Venezia: Il primo ministro italiano Giorgia Meloni ha reso pubblica un’immagine deepfake di se stessa condivisa online in un evidente tentativo di mettere gli elettori contro di lei, dichiarandola falsa e esortando le persone a diffidare della tendenza tecnologica “pericolosa”.
La Meloni ha compiuto il passo insolito di condividere l’immagine falsa – mostrandola in lingerie – per confrontarsi con i critici online che si sono innamorati della falsità e si sono lamentati del fatto che avrebbe dovuto vergognarsi di se stessa.
Ma ha usato il suo messaggio per avvertire che molti altri non potrebbero sfruttare il potere della loro posizione per contrastare un’immagine deepfake in pubblico e che questa forma di attacco online potrebbe capitare a chiunque.
Lo scandalo arriva mentre l’Unione Europea indaga sulle società tecnologiche per aver concesso agli utenti l’accesso a strumenti di intelligenza artificiale che consentono la creazione di immagini di nudo e di altro tipo, mentre anche il regolatore britannico Ofcom mette in guardia da un aumento delle immagini false.

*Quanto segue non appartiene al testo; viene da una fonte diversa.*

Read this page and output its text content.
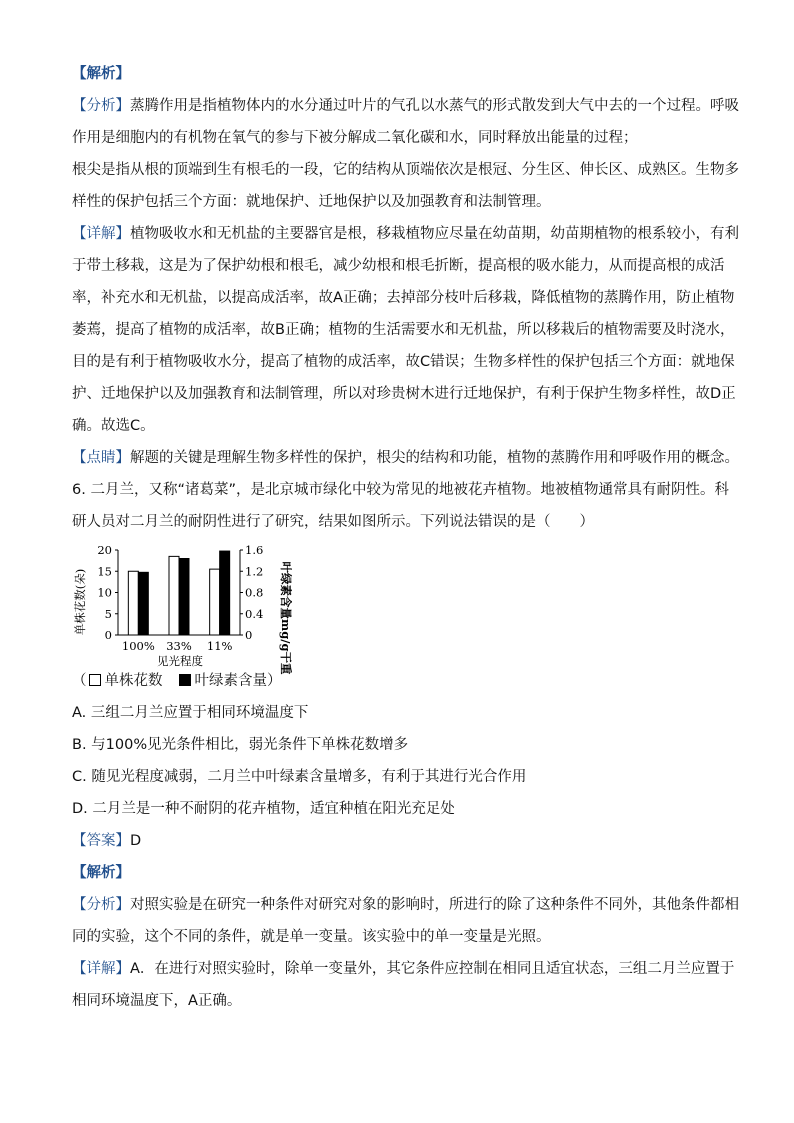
【解析】
【分析】蒸腾作用是指植物体内的水分通过叶片的气孔以水蒸气的形式散发到大气中去的一个过程。呼吸
作用是细胞内的有机物在氧气的参与下被分解成二氧化碳和水，同时释放出能量的过程；
根尖是指从根的顶端到生有根毛的一段，它的结构从顶端依次是根冠、分生区、伸长区、成熟区。生物多
样性的保护包括三个方面：就地保护、迁地保护以及加强教育和法制管理。
【详解】植物吸收水和无机盐的主要器官是根，移栽植物应尽量在幼苗期，幼苗期植物的根系较小，有利
于带土移栽，这是为了保护幼根和根毛，减少幼根和根毛折断，提高根的吸水能力，从而提高根的成活
率，补充水和无机盐，以提高成活率，故A正确；去掉部分枝叶后移栽，降低植物的蒸腾作用，防止植物
萎蔫，提高了植物的成活率，故B正确；植物的生活需要水和无机盐，所以移栽后的植物需要及时浇水，
目的是有利于植物吸收水分，提高了植物的成活率，故C错误；生物多样性的保护包括三个方面：就地保
护、迁地保护以及加强教育和法制管理，所以对珍贵树木进行迁地保护，有利于保护生物多样性，故D正
确。故选C。
【点睛】解题的关键是理解生物多样性的保护，根尖的结构和功能，植物的蒸腾作用和呼吸作用的概念。
6. 二月兰，又称“诸葛菜”，是北京城市绿化中较为常见的地被花卉植物。地被植物通常具有耐阴性。科
研人员对二月兰的耐阴性进行了研究，结果如图所示。下列说法错误的是（　　）
单株花数(朵)	叶绿素含量mg/g干重
20
15
10
5
0
1.6
1.2
0.8
0.4
0
100% 33% 11%
见光程度
（ 单株花数 叶绿素含量）
A. 三组二月兰应置于相同环境温度下
B. 与100%见光条件相比，弱光条件下单株花数增多
C. 随见光程度减弱，二月兰中叶绿素含量增多，有利于其进行光合作用
D. 二月兰是一种不耐阴的花卉植物，适宜种植在阳光充足处
【答案】D
【解析】
【分析】对照实验是在研究一种条件对研究对象的影响时，所进行的除了这种条件不同外，其他条件都相
同的实验，这个不同的条件，就是单一变量。该实验中的单一变量是光照。
【详解】A．在进行对照实验时，除单一变量外，其它条件应控制在相同且适宜状态，三组二月兰应置于
相同环境温度下，A正确。
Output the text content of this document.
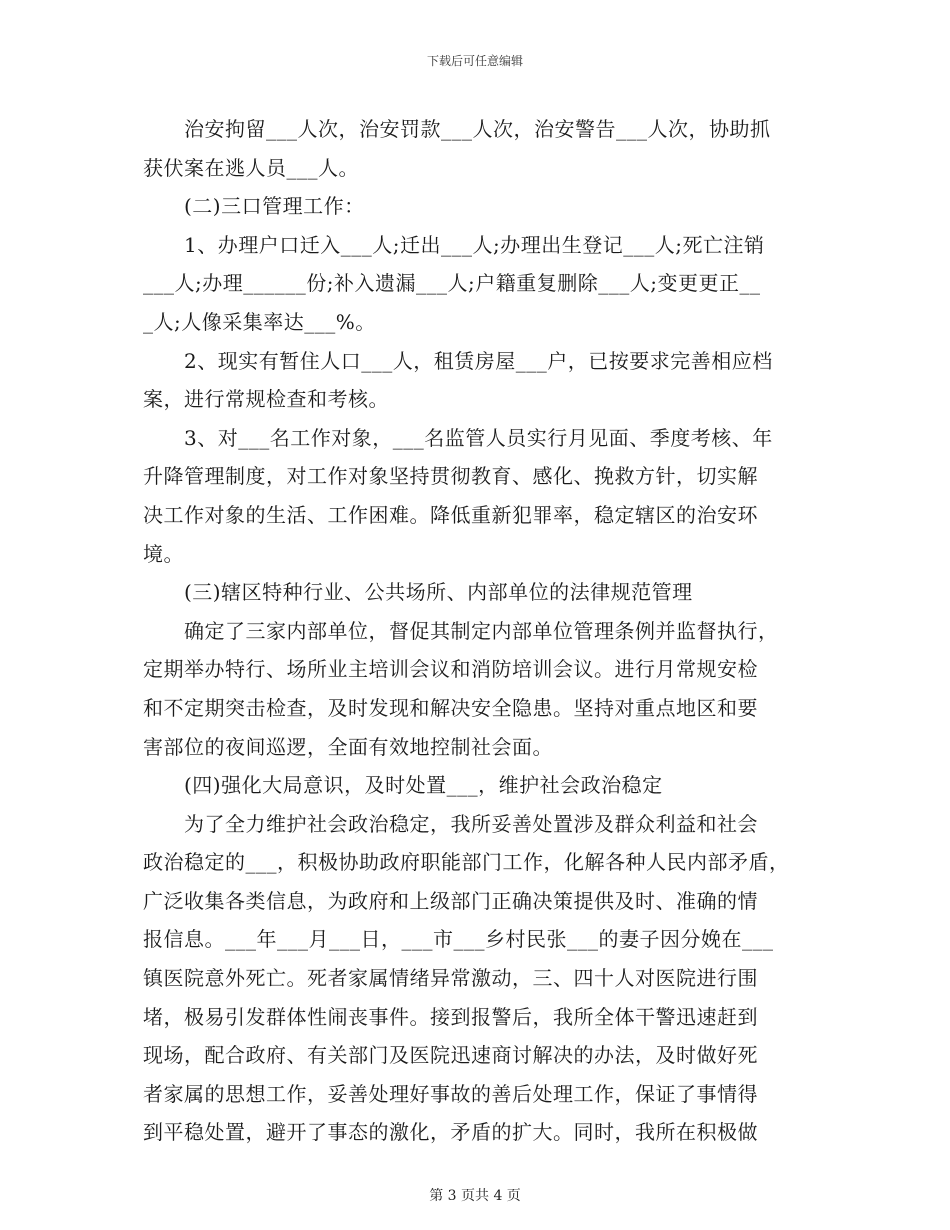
下载后可任意编辑
　　治安拘留___人次，治安罚款___人次，治安警告___人次，协助抓
获伏案在逃人员___人。
　　(二)三口管理工作：
　　1、办理户口迁入___人;迁出___人;办理出生登记___人;死亡注销
___人;办理______份;补入遗漏___人;户籍重复删除___人;变更更正__
_人;人像采集率达___%。
　　2、现实有暂住人口___人，租赁房屋___户，已按要求完善相应档
案，进行常规检查和考核。
　　3、对___名工作对象，___名监管人员实行月见面、季度考核、年
升降管理制度，对工作对象坚持贯彻教育、感化、挽救方针，切实解
决工作对象的生活、工作困难。降低重新犯罪率，稳定辖区的治安环
境。
　　(三)辖区特种行业、公共场所、内部单位的法律规范管理
　　确定了三家内部单位，督促其制定内部单位管理条例并监督执行，
定期举办特行、场所业主培训会议和消防培训会议。进行月常规安检
和不定期突击检查，及时发现和解决安全隐患。坚持对重点地区和要
害部位的夜间巡逻，全面有效地控制社会面。
　　(四)强化大局意识，及时处置___，维护社会政治稳定
　　为了全力维护社会政治稳定，我所妥善处置涉及群众利益和社会
政治稳定的___，积极协助政府职能部门工作，化解各种人民内部矛盾，
广泛收集各类信息，为政府和上级部门正确决策提供及时、准确的情
报信息。___年___月___日，___市___乡村民张___的妻子因分娩在___
镇医院意外死亡。死者家属情绪异常激动，三、四十人对医院进行围
堵，极易引发群体性闹丧事件。接到报警后，我所全体干警迅速赶到
现场，配合政府、有关部门及医院迅速商讨解决的办法，及时做好死
者家属的思想工作，妥善处理好事故的善后处理工作，保证了事情得
到平稳处置，避开了事态的激化，矛盾的扩大。同时，我所在积极做
第 3 页共 4 页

In altri esempi recenti, la star della televisione tedesca Collien Fernandes lo ha reso pubblico un video porno deepfake venivano condivisi online, mentre il sindaco di New York Zohran Mamdani veniva preso di mira da nemici sconosciuti che producevano immagini false di lui con il condannato per reati sessuali Jeffrey Epstein.
La Meloni ha scherzato sull’immagine sui social – dicendo che “mi ha migliorato parecchio” – prima di dichiarare che probabilmente si è trattato di un attacco politico da parte di uno “zelante oppositore” a costarle il sostegno nella comunità.
“Il punto, tuttavia, va oltre le mie capacità”, ha detto su X.
“I deepfake sono uno strumento pericoloso, perché possono ingannare, manipolare e colpire chiunque. Io posso difendermi. Molti altri no.
“Per questo dovrebbe valere sempre una regola: verificare prima di credere, credere prima di condividere. Perché oggi succede a me, domani può succedere a chiunque”.
Sono state immagini false usato contro la Meloni in passatospingendola ad agire in tribunale l’anno scorso contro un siciliano accusato di aver aggiunto il suo volto a un finto video pornografico. Il primo ministro ha chiesto 100.000 euro (163.000 dollari) di risarcimento danni nel tentativo di inviare un messaggio alla comunità sul costo per gli autori del reato e sull’impatto sulle vittime.
I sostenitori della Meloni si sono lamentati anche dell’uso di immagini e notizie false durante un referendum di febbraio sui cambiamenti nel sistema giudiziario, in cui gli elettori hanno respinto le sue richieste di cambiamento.
L’avvertimento sull’immagine falsa aumenta le preoccupazioni sull’intelligenza artificiale quando i potenti strumenti software sono ora facilmente accessibili e per lo più non regolamentati nonostante il dibattito sulle immagini false.
Lo scorso novembre l’UE ha iniziato a lavorare su nuove regole per le aziende tecnologiche per disciplinare il modo in cui vengono prodotti i contenuti dell’intelligenza artificiale in modo che possano essere “contrassegnati” in qualche modo per renderli più facili da rilevare.
Ma il regime viene descritto come uno “strumento volontario” ai sensi del diritto dell’UE che non si applicherà fino all’agosto 2026, soggetto a consultazione sul codice di condotta.
“Sosterrà la marcatura dei contenuti generati dall’intelligenza artificiale, inclusi audio, immagini, video e testo sintetici”, ha affermato l’UE.
“Il codice aiuterà inoltre gli operatori che utilizzano deepfake o contenuti generati dall’intelligenza artificiale a rivelare chiaramente il coinvolgimento dell’intelligenza artificiale, in particolare quando informano il pubblico su questioni di interesse pubblico”.